Та еще семейка | Страница: 23

  • Georgia
  • Verdana
  • Tahoma
  • Symbol
  • Arial
16
px

— Спрашивайте, — прошептала Зинаида Гавриловна.

— Когда вы в последний раз разговаривали с мужем?

— Ночью, накануне его смерти.

— Где это происходило?

— Недалеко от станции Барыбино.

— Где именно, не припомните?

— Дачный поселок «Липовая аллея». В клубе «Золотая лилия». Так называется филиал феминистского клуба, хотя на самом деле…

— Как вы там оказались? — Спрашивая, Сидорин старался точно запоминать показания Слепаковой и тут же сопоставлял в уме с тем, что ему было уже известно по данному происшествию. И по факту самого этого клуба, требующего отдельного расследования.
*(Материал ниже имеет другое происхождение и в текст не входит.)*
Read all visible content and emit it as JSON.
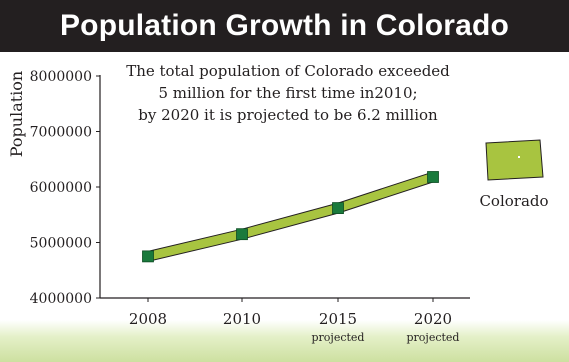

— Я работала, играла на синтезаторе. Аккомпанировала выступлениям артисток, — все более четко отвечала Слепакова, и ее взгляд постепенно становился осмысленным и определенным.

— Вы играли одна?

— Нет, еще играли две девушки. Саксофонистка Таня Бештлам. Она негритянка. То есть отец у нее африканец. И ударник Шура Козырева.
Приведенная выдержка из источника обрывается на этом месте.